# Advice for taking pictures in a bar....



## Natural_Disaster (Feb 26, 2010)

Its going to be karaoke all night and the owner wants me to try to get some good shots to put up on the "star board"...
It will be fairly dark of course, with one of those light balls over top of the singers. 
I will be about 8 to 10 feet away...and eye level with them...
Any tips?


----------



## Big Mike (Feb 26, 2010)

You'll probably need to use flash.


----------



## mrpink (Feb 26, 2010)

and get free beer.

p!nK


----------



## jnm (Feb 26, 2010)

this may be more than you're expecting to do but probably some good pointers to take

Control of Color - Part 1 from Nikon


----------



## KmH (Feb 26, 2010)

Faster glass. At least f/1.8. 

With your 55-200, keep it at 55 mm so you can set the aperture to f/3.5 in A mode. Then crank up the ISO till you get a shutter speed of at least 1/100. A noisy image is better than a blurry subject because they moved during the exposure. Get all the shutter speed you can get and still have acceptable noise.

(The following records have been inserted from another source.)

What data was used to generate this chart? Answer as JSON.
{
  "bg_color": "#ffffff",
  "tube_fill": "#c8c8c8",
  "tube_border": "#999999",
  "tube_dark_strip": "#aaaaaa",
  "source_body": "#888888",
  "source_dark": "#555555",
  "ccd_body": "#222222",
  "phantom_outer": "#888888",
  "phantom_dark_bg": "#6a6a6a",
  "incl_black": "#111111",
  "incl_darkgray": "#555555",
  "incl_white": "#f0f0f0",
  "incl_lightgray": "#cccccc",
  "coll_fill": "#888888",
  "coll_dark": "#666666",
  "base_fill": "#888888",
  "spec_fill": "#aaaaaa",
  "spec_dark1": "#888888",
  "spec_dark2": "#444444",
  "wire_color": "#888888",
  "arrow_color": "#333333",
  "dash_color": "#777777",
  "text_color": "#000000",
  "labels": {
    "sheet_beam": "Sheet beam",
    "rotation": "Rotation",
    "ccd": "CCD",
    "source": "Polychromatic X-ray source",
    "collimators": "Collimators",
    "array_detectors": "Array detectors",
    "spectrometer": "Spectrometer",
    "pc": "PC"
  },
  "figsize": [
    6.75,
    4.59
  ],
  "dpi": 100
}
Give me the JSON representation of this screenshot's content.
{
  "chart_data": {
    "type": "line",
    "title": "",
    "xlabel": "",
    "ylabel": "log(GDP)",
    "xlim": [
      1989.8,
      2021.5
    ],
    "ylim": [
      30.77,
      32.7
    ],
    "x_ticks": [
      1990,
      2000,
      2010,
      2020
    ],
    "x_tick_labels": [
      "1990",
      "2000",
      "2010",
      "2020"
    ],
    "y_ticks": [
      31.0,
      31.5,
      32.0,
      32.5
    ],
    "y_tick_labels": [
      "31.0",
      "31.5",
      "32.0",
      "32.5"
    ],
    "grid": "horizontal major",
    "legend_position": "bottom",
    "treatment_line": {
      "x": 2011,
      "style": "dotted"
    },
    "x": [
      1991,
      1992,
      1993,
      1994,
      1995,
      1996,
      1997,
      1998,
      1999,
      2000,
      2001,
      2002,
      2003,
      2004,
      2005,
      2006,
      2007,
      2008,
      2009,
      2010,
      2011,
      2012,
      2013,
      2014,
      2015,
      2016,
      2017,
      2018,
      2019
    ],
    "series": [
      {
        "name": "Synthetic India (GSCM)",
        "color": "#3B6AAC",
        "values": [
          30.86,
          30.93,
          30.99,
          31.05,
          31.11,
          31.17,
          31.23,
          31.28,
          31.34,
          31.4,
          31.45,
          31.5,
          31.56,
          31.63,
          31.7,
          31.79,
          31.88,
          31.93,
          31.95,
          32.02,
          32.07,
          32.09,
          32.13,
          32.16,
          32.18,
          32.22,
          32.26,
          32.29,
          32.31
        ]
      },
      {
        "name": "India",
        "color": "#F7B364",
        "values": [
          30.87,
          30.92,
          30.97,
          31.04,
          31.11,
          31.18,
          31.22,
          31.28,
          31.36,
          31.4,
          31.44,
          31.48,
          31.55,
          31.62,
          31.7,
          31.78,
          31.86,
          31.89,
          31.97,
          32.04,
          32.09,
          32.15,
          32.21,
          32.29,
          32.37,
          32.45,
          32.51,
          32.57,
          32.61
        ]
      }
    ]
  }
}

In low light the lens will have trouble auto focusing so plan on loosing a few shots because the shutter wouldn't release. Unless you use AF-C focus mode, because then the shutter can release even if focus hasn't been achieved.


----------



## Natural_Disaster (Feb 26, 2010)

Thanks!!!!


----------



## ghache (Feb 26, 2010)

bar picture with hot girls in it is always a good picture! keep that in mind

OH and dont forget the fast lens!


----------